REPUBLIKA.CO.ID, WASHINGTON -- Dalam kesaksiannya di hadapan House of Congress, diplomat Amerika Serikat (AS) William Taylor mengatakan Presiden Donald Trump menahan bantuan militer ke Ukraina, kecuali negara itu setuju menyelidiki keluarga kandidat calon presiden dari Partai Demokrat Joe Biden. Kesaksian ini menjadi keterangan baru dalam penyelidikan pemakzulan terhadap Trump.
Dalam pidatonya pembukaannya yang panjang, Rabu (23/10) Taylor menjelaskan Trump berjanji akan memberikan 'semua' yang diinginkan Presiden Ukraina Volodymyr Zelenskiy, termasuk bantuan penting untuk menghadapi Rusia dengan syarat Ukraina harus berjanji ke publik menyelidiki Demokrat. Selain itu, menyelidiki perusahaan yang memiliki hubungan dengan Hunter Biden, putra Joe Biden.
Taylor bersaksi, apa yang ia temukan di Kiev adalah saluran diplomatik tidak biasa yang dipimpin pengacara pribadi presiden, Rudy Giuliani. Ia menemukan 'situasi yang amat mengkhawatirkan' yang dapat mengikis hubungan AS dengan sekutu mereka di Eropa Timur dalam menghadapi agresi Rusia.
William Taylor adalah pelaksana tugas duta besar AS untuk Ukraina sementara atau biasa disebut Chargés d'affaires ad interim. Ia semakin khawatir ketika ia sadar Trump mencoba menempatkan presiden Ukraina yang baru terpilih ke 'kotak publik'.
"Saya merasa ada sesuatu yang ganjil," kata Taylor dalam kesaksiannya.
Ia menjelaskan, tiga orang pejabat Trump merencanakan sambungan telepon dengan Zelenskiy. Salah satunya Duta Besar Gordon Sondland yang ingin memastikan tidak ada yang mentranskrip atau mengawasi pembicaraan tersebut.

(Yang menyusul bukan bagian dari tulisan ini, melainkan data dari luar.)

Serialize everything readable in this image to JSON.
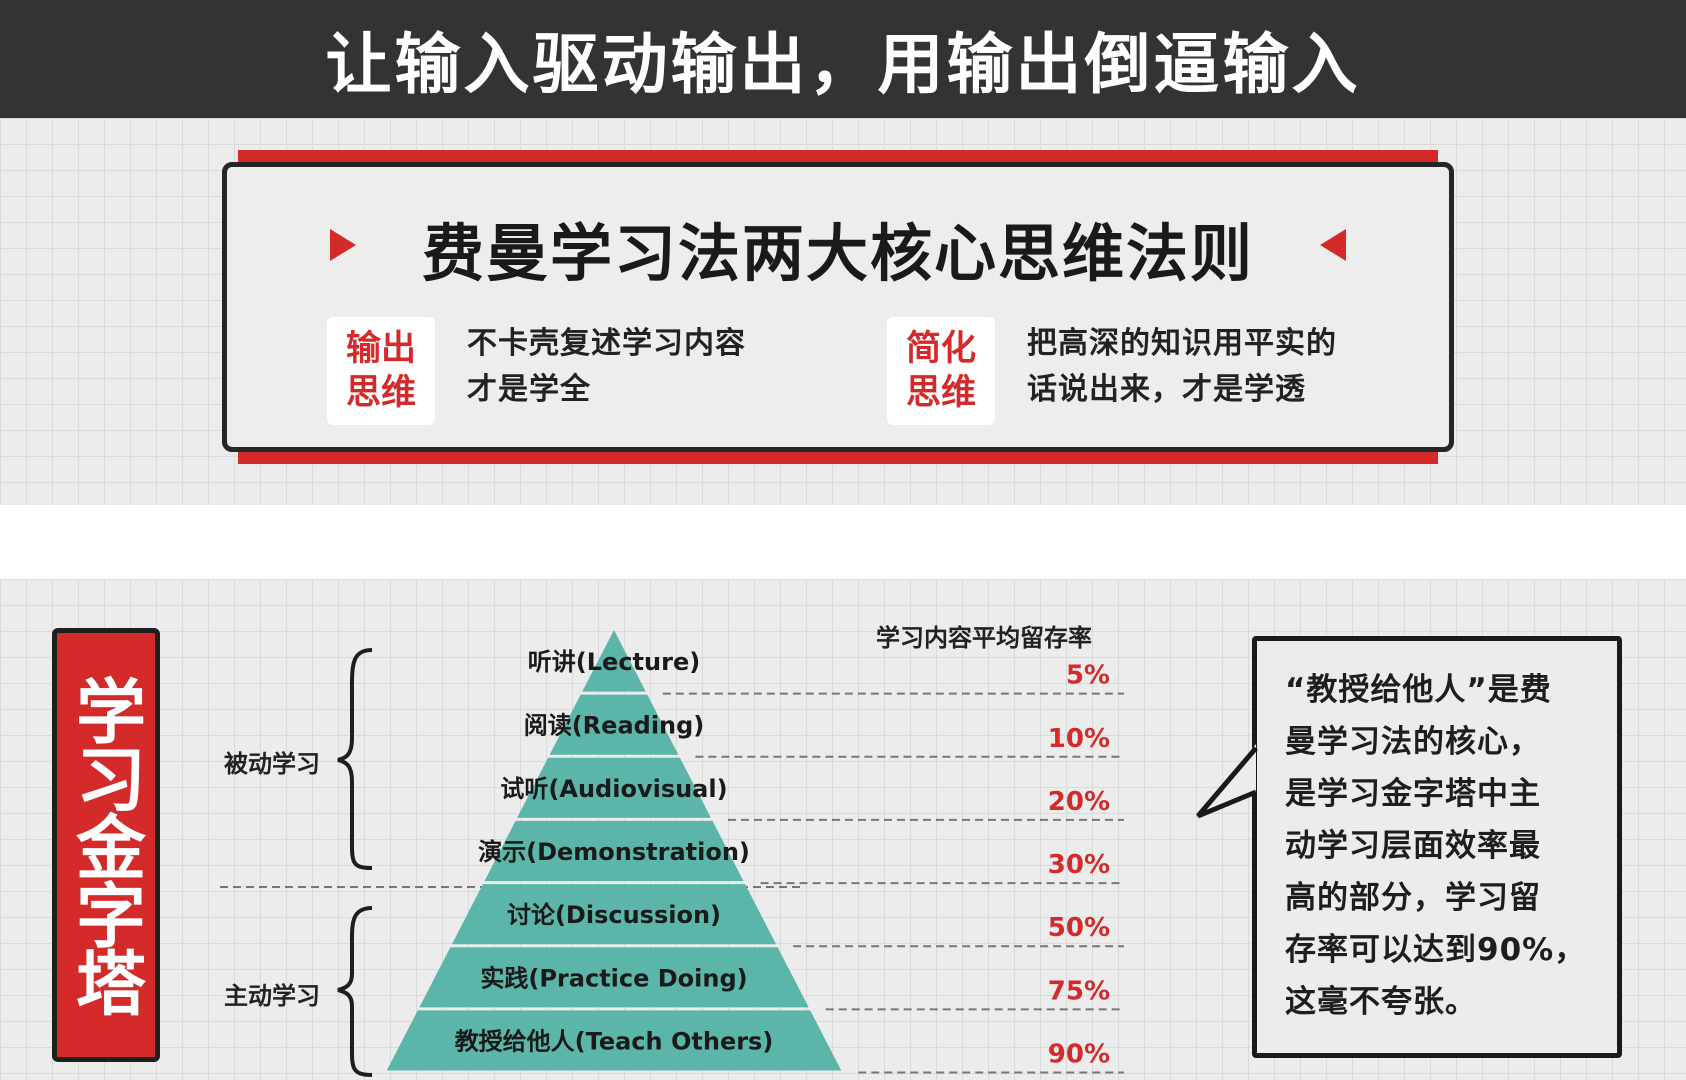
{
  "header": {
    "title": "让输入驱动输出，用输出倒逼输入"
  },
  "card": {
    "title": "费曼学习法两大核心思维法则",
    "principles": [
      {
        "badge_line1": "输出",
        "badge_line2": "思维",
        "desc_line1": "不卡壳复述学习内容",
        "desc_line2": "才是学全"
      },
      {
        "badge_line1": "简化",
        "badge_line2": "思维",
        "desc_line1": "把高深的知识用平实的",
        "desc_line2": "话说出来，才是学透"
      }
    ]
  },
  "pyramid": {
    "side_title": "学习金字塔",
    "retention_title": "学习内容平均留存率",
    "groups": [
      {
        "label": "被动学习"
      },
      {
        "label": "主动学习"
      }
    ],
    "levels": [
      {
        "label": "听讲(Lecture)",
        "rate": "5%"
      },
      {
        "label": "阅读(Reading)",
        "rate": "10%"
      },
      {
        "label": "试听(Audiovisual)",
        "rate": "20%"
      },
      {
        "label": "演示(Demonstration)",
        "rate": "30%"
      },
      {
        "label": "讨论(Discussion)",
        "rate": "50%"
      },
      {
        "label": "实践(Practice Doing)",
        "rate": "75%"
      },
      {
        "label": "教授给他人(Teach Others)",
        "rate": "90%"
      }
    ]
  },
  "callout": {
    "lines": [
      "“教授给他人”是费",
      "曼学习法的核心，",
      "是学习金字塔中主",
      "动学习层面效率最",
      "高的部分，学习留",
      "存率可以达到90%，",
      "这毫不夸张。"
    ]
  },
  "colors": {
    "accent_red": "#d42a2a",
    "pyramid_teal": "#5bb5a8",
    "dark_bar": "#333333"
  }
}
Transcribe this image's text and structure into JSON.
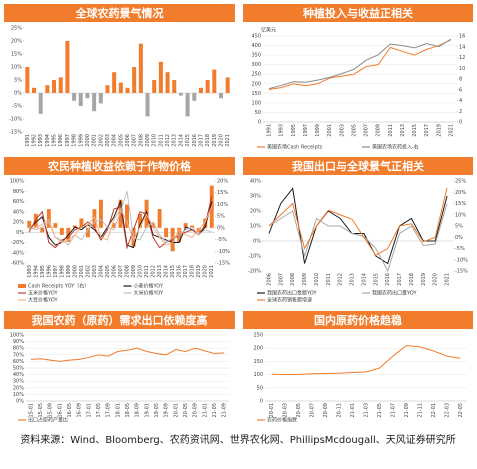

Anggota Parlemen AS terkejut mendengar kesaksian Taylor. Beberapa anggota Parlemen dari Partai Demokrat mengatakan kesaksian itu 'garis langsung' bukti adanya permintaan timbal balik atau quid pro quo yang menjadi pusat penyelidikan pemakzulan.
"Ini mengejutkan, sangat jelas hal itu dibutuhkan, bila Anda ingin bantuan, Anda harus membuat pernyataan ke publik," kata kata anggota House dari Partai Demokrat Karen Bass.
Anggota House dari Partai Demokrat lainnya, Dina Titus, mengatakan kesaksian itu membuktikan adanya permintaan timbal balik. "Kesaksian ini memperjelas apa yang tengah terjadi, dan ini adalah quid pro quo," kata Titus.